Für mangelhaft hält der Kammervertreter die Ausarbeitung der seitens der Gerichte geforderten vorsorglichen Fahrverbotsszenarien. "Wir sind strikt gegen Fahrverbote, weil sie aus unserer Sicht unverhältnismäßig sind. Ich halte es aber für fahrlässig, dass bei der vorsorglichen Berechnung von Minderungspotenzialen durch Fahrverbote 'schwere' LKW über 7,5 Tonnen ausgeklammert werden. Sie tragen zu fünf bis sechs Prozent zu den NO2-Immissionen an den Hotspots bei und damit rund doppelt so viel wie die 'leichten' Nutzfahrzeuge des Handwerks", mahnt Weltrich.

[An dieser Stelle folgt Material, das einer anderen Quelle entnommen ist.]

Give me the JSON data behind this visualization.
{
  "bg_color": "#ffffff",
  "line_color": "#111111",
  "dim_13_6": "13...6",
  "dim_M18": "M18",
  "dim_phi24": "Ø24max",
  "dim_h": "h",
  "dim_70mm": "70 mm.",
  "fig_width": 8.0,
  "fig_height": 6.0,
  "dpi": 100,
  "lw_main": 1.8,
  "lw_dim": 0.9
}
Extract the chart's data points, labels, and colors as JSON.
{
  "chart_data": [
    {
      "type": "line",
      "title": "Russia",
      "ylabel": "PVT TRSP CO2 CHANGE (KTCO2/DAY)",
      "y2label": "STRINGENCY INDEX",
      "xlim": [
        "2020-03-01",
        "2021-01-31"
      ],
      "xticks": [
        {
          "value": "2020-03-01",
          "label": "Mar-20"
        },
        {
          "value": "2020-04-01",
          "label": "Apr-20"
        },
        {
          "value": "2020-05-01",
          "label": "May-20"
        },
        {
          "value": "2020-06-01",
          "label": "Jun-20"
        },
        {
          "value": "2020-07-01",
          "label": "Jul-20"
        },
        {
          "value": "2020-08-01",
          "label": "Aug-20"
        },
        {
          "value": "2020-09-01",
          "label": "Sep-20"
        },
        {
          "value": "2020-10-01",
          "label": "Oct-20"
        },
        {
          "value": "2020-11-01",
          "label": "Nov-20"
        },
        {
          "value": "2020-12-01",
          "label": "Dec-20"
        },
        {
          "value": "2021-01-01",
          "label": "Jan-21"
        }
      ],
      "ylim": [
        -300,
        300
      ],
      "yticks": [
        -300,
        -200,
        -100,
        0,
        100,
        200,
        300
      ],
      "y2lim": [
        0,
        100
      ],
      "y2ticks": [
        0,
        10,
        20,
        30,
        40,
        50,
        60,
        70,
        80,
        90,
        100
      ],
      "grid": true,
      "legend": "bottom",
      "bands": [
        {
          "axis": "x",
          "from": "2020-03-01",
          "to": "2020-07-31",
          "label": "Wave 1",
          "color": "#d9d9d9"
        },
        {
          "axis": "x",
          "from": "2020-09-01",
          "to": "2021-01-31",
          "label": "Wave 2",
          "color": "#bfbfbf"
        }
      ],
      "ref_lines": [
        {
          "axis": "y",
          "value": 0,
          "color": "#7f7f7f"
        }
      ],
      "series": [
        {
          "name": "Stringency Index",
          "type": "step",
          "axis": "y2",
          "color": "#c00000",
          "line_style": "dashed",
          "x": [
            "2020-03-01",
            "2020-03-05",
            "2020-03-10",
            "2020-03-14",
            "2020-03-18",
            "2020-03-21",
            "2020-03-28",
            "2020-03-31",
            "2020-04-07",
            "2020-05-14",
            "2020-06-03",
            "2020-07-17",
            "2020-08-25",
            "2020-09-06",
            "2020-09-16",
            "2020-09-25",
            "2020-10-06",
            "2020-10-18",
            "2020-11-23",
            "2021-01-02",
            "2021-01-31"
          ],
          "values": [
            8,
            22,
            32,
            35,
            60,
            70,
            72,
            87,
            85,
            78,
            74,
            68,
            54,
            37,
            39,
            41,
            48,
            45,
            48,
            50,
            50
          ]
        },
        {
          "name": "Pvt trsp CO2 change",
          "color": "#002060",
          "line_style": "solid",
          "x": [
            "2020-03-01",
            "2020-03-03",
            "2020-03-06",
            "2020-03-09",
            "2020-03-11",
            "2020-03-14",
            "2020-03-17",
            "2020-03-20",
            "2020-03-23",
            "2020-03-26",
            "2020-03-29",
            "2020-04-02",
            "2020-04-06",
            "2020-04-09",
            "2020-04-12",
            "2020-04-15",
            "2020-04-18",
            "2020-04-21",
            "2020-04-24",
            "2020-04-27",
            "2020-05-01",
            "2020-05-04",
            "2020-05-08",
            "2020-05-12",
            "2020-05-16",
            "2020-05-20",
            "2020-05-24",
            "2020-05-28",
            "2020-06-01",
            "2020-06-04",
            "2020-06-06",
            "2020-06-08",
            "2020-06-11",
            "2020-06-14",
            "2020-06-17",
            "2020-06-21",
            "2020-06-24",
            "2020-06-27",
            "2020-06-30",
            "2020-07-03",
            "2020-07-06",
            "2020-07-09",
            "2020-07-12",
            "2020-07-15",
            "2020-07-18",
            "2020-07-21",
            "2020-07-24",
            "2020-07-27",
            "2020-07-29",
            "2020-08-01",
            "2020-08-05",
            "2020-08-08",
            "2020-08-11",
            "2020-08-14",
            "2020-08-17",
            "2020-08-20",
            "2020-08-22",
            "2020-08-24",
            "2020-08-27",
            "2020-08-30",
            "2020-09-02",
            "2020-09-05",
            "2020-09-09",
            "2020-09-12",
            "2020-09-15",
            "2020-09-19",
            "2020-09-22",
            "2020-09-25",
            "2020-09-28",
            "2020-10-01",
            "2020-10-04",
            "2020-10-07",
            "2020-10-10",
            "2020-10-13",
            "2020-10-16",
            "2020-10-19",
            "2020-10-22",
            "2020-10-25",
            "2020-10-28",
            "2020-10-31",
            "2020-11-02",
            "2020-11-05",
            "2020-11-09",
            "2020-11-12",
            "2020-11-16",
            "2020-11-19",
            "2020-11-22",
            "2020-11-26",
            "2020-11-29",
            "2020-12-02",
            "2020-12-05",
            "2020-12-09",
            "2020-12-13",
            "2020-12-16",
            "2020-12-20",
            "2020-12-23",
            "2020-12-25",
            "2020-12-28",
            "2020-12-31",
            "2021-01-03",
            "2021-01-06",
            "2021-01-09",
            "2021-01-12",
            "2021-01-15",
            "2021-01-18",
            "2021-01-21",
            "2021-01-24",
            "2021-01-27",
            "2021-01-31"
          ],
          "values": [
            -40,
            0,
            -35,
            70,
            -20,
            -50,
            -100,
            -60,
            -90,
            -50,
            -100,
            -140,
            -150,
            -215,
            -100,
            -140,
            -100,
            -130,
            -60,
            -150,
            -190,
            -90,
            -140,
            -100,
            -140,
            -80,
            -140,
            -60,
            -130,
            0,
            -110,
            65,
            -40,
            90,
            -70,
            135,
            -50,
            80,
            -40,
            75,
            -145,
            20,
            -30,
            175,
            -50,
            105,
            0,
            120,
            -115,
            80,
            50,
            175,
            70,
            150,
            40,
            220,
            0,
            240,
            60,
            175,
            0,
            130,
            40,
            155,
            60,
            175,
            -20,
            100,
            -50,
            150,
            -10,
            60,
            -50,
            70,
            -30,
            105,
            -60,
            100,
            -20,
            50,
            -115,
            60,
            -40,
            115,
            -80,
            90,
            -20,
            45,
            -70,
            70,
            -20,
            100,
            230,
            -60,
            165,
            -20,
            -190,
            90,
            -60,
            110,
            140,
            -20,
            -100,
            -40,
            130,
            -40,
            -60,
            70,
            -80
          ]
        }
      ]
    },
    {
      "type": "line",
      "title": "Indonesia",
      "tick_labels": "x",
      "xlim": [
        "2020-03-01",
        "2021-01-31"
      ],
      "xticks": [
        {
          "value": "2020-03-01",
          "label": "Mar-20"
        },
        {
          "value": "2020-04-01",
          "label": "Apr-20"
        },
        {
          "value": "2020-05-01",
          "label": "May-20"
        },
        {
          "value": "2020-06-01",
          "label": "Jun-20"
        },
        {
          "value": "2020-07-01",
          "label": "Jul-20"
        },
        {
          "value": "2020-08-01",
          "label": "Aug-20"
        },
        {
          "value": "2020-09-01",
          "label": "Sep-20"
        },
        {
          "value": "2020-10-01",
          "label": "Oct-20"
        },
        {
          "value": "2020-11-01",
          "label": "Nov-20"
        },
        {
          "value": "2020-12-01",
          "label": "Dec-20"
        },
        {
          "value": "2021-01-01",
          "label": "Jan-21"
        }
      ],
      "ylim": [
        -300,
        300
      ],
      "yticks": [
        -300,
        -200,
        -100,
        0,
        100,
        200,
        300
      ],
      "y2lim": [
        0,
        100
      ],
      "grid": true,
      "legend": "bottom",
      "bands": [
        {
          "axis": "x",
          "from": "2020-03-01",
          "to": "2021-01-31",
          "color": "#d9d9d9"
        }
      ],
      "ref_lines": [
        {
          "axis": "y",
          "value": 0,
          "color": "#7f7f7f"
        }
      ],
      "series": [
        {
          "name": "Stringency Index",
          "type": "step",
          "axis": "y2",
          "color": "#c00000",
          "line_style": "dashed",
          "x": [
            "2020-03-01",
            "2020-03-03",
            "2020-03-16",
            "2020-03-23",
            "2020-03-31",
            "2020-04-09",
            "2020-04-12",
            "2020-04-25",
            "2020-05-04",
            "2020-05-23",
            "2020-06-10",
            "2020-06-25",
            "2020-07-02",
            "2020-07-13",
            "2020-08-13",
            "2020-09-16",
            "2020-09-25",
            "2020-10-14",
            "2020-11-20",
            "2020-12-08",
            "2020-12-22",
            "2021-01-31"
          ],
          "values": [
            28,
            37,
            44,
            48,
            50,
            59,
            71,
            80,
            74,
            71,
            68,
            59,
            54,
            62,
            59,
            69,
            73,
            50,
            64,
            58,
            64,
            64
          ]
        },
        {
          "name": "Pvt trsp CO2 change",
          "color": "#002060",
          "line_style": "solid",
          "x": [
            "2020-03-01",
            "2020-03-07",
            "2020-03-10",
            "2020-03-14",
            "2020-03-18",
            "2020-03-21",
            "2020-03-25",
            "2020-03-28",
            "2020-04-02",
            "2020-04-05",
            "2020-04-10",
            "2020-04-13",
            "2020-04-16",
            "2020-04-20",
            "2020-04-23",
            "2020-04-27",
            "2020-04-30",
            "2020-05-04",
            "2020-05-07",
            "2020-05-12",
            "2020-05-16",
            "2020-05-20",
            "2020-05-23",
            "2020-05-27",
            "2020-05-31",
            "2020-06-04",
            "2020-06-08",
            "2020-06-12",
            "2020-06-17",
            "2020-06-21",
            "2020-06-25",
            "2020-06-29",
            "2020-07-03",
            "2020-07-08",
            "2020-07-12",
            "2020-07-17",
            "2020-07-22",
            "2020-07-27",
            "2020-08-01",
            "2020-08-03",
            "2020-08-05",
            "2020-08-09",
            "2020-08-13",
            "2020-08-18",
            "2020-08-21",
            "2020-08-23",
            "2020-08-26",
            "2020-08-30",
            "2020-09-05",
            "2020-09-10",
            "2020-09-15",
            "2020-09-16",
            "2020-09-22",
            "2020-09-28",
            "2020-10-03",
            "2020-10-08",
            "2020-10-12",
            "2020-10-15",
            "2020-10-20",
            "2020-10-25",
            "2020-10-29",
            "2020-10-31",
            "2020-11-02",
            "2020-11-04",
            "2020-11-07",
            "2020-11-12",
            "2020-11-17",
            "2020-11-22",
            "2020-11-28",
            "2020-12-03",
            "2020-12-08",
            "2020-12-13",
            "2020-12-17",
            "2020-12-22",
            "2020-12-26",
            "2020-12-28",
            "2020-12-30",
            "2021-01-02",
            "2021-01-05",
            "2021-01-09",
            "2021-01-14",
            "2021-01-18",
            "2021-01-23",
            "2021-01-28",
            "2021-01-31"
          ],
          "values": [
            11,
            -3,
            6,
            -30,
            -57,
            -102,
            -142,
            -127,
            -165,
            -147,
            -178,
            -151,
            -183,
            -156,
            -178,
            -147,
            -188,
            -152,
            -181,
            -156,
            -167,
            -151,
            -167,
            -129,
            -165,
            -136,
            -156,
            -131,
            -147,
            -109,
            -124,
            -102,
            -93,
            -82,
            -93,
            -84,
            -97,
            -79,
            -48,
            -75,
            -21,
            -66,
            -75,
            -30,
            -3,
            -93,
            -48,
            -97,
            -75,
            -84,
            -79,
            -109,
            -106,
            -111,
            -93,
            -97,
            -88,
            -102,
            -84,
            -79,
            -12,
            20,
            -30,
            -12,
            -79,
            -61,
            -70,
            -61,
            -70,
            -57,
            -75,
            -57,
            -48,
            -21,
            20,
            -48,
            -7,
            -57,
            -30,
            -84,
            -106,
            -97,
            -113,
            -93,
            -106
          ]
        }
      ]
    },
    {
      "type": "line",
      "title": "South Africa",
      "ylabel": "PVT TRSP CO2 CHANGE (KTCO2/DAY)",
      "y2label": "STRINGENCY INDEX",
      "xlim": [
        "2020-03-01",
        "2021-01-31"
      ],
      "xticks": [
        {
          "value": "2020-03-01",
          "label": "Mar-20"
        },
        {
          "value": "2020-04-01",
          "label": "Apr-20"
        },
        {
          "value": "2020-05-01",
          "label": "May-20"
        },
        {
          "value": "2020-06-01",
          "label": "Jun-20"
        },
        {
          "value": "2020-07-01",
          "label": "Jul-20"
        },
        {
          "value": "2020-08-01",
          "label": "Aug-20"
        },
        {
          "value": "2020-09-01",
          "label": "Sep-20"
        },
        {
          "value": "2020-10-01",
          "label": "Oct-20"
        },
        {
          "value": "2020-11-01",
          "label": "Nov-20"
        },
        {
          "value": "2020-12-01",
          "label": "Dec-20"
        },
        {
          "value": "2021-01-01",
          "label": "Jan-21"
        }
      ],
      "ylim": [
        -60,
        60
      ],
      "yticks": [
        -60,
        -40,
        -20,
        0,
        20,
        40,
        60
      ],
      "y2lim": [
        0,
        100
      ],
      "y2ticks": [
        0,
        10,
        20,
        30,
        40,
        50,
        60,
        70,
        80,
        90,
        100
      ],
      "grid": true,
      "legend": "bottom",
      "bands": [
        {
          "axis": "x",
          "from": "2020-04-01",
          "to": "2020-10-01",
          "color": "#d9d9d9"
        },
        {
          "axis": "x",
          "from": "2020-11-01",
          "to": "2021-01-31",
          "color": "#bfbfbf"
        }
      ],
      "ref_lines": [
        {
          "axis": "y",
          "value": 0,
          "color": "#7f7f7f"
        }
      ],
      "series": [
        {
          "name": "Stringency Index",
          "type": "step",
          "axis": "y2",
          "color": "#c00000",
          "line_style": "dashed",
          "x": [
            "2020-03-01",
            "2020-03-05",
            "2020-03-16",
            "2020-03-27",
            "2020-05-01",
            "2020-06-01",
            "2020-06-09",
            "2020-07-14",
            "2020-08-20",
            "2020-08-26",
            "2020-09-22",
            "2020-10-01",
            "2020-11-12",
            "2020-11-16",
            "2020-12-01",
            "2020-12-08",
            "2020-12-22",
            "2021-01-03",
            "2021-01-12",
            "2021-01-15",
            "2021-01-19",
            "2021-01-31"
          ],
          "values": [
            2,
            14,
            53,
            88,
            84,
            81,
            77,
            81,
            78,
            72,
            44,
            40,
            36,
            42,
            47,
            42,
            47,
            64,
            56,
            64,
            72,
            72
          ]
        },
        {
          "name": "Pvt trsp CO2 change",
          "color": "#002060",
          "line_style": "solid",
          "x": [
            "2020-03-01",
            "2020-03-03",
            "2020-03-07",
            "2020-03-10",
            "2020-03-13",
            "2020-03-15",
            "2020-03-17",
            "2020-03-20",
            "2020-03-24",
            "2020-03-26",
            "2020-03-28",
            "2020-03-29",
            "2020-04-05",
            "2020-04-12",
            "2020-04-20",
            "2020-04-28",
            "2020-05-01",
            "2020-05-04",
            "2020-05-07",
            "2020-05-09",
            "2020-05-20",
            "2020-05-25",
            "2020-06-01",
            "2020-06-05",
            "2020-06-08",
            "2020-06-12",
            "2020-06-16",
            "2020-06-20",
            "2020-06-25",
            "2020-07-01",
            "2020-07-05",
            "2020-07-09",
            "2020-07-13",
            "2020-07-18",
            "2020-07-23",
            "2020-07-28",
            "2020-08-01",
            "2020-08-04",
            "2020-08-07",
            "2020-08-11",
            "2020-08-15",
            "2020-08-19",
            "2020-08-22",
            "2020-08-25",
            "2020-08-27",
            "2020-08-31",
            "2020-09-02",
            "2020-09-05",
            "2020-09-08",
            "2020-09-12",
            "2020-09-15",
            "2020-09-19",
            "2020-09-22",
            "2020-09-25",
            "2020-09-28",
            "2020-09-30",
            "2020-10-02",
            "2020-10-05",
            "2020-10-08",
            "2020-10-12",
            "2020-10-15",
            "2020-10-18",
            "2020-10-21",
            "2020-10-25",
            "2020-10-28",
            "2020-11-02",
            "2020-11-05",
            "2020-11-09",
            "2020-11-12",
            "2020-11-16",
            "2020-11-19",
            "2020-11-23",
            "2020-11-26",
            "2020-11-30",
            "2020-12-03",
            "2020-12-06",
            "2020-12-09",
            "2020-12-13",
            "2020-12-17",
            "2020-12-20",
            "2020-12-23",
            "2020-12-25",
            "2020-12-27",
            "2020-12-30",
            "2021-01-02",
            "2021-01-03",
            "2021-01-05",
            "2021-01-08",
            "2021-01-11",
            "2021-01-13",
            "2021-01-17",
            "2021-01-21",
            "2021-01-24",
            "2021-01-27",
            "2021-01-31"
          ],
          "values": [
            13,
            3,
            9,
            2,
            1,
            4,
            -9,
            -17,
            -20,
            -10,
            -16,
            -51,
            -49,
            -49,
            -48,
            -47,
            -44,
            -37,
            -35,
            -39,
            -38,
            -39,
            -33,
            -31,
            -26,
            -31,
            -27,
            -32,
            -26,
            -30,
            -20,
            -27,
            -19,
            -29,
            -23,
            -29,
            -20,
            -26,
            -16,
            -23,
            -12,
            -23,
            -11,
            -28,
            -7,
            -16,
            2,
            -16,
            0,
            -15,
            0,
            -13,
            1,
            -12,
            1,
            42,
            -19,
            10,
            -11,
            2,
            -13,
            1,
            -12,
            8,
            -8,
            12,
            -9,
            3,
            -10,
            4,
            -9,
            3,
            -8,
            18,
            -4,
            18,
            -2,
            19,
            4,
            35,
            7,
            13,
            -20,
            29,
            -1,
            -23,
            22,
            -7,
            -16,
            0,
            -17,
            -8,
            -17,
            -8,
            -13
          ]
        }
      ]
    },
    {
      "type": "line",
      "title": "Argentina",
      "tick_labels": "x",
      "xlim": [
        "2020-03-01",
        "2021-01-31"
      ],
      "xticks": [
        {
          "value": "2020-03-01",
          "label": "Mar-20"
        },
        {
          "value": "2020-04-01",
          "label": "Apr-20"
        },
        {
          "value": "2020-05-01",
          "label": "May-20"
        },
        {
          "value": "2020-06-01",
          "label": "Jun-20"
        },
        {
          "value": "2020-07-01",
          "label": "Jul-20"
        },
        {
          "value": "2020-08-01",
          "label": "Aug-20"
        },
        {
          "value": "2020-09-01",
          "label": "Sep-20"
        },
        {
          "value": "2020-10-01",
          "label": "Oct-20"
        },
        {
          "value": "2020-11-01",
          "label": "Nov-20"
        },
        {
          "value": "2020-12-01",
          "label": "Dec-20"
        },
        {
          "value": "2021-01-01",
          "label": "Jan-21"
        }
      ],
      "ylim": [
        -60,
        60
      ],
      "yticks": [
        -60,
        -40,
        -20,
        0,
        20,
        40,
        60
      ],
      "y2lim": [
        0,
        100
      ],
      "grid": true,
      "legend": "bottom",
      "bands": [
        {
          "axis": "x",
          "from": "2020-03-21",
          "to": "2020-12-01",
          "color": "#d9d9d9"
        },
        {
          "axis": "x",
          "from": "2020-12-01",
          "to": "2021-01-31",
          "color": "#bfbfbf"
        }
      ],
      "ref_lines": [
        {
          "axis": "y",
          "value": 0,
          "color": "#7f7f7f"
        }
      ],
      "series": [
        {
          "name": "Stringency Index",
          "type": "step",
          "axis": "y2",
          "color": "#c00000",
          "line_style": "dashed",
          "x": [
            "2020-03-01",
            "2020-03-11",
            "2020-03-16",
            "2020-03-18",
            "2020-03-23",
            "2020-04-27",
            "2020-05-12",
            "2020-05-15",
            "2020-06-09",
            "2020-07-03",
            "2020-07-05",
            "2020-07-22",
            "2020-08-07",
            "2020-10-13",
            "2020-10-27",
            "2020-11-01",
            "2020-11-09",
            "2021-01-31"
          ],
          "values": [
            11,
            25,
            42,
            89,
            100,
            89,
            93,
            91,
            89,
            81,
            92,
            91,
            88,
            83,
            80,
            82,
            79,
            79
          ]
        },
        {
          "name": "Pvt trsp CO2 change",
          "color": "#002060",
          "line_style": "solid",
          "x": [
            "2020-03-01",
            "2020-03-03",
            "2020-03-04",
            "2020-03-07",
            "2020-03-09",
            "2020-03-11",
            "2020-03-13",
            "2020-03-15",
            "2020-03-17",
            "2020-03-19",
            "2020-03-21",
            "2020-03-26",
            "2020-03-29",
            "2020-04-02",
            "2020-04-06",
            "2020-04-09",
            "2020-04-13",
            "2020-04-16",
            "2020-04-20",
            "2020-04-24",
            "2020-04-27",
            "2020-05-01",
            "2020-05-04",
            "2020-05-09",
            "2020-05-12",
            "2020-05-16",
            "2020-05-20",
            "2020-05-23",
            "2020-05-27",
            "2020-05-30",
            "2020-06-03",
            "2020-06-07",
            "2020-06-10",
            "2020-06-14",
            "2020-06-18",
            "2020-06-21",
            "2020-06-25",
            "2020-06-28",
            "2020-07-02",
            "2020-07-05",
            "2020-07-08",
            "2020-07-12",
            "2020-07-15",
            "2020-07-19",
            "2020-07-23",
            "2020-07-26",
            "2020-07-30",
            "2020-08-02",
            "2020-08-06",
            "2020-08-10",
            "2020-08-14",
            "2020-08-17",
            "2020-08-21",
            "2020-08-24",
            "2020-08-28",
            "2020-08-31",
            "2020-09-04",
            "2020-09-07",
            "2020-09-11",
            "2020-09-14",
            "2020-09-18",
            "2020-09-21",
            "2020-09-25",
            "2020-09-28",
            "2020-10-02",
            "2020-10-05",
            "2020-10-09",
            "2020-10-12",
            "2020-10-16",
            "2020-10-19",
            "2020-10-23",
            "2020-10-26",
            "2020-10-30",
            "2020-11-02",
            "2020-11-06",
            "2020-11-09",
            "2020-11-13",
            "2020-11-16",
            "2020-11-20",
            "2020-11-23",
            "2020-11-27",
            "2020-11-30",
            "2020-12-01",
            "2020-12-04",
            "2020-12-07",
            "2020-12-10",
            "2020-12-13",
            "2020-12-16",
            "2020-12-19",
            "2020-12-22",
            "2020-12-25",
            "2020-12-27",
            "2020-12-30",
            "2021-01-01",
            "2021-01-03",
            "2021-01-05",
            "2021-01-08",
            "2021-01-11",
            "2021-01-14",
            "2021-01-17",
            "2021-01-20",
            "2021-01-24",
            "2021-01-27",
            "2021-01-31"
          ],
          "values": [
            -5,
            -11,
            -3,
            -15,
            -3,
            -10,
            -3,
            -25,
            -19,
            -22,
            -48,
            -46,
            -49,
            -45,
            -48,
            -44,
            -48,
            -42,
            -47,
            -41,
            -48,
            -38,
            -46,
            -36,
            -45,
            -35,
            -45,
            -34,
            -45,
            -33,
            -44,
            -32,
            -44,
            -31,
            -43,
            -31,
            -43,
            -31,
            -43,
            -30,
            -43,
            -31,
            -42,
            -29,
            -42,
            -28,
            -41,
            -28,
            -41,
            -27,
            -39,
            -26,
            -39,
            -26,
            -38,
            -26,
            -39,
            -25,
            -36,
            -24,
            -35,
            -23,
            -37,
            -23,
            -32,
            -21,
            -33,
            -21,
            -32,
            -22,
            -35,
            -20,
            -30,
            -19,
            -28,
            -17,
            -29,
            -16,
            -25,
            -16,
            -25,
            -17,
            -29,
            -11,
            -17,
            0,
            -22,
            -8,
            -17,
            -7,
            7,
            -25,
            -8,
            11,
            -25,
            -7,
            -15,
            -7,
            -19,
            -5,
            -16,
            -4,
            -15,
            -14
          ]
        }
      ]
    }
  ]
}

Kritischer als in Bonn sieht die Situation in Köln aus. An mehreren Stellen im Stadtgebiet wird laut Messungen des Landesamtes für Natur, Umwelt und Verbraucherschutz NRW (LANUV NRW) der NO2-Grenzwert, am Clevischen Ring mit 62 µg/cbm sogar deutlich, überschritten. Genau diese Messungen sind es aber, die die Handwerkskammer zu Köln in den letzten Wochen immer wieder angezweifelt hat. "Wir haben uns die Messstellen in Köln alle angesehen. Einige sind unseres Erachtens rechtlich bedenklich. Der Messcontainer am Clevischen Ring ist direkt auf der Straße in einer Parktasche aufgestellt und dazu noch unter Bäumen. Das entspricht nicht den Vorgaben der 39. Bundesimmissionsschutzverordnung (39. BImSchV)", so Weltrich. Die Handwerkskammer weist darauf hin, dass es in Anlage 3, Abschnitt C dieser Verordnung unter Kleinräumige Ortsbestimmung der Probenahmestellen wörtlich heißt: "Im Umfeld des Messeinlasses dürfen keine Hindernisse vorhanden sein, die den Luftstrom beeinflussen, das heißt, der Messeinlass soll einige Meter von Gebäuden, Balkonen, Bäumen und anderen Hindernissen entfernt sein". Die Handwerkskammer führt deshalb seit August eigene NO2-Messungen durch, und zwar an fünf Messstellen, an denen das LANUV Grenzwertüberschreitungen festgestellt hat. Das sind die Messstellen Justinianstraße, Neumarkt, Luxemburger Straße, Clevischer Ring und Aachener Straße. Auch die Anordnung der LANUV-Messstelle in der Aachener Straße unmittelbar an der Bushaltestelle bzw. am Busbahnhof, damit unmittelbar an einer Emissionsquelle, moniert Weltrich. Auch das sei aus Sicht der 39. BImSchV nicht zulässig.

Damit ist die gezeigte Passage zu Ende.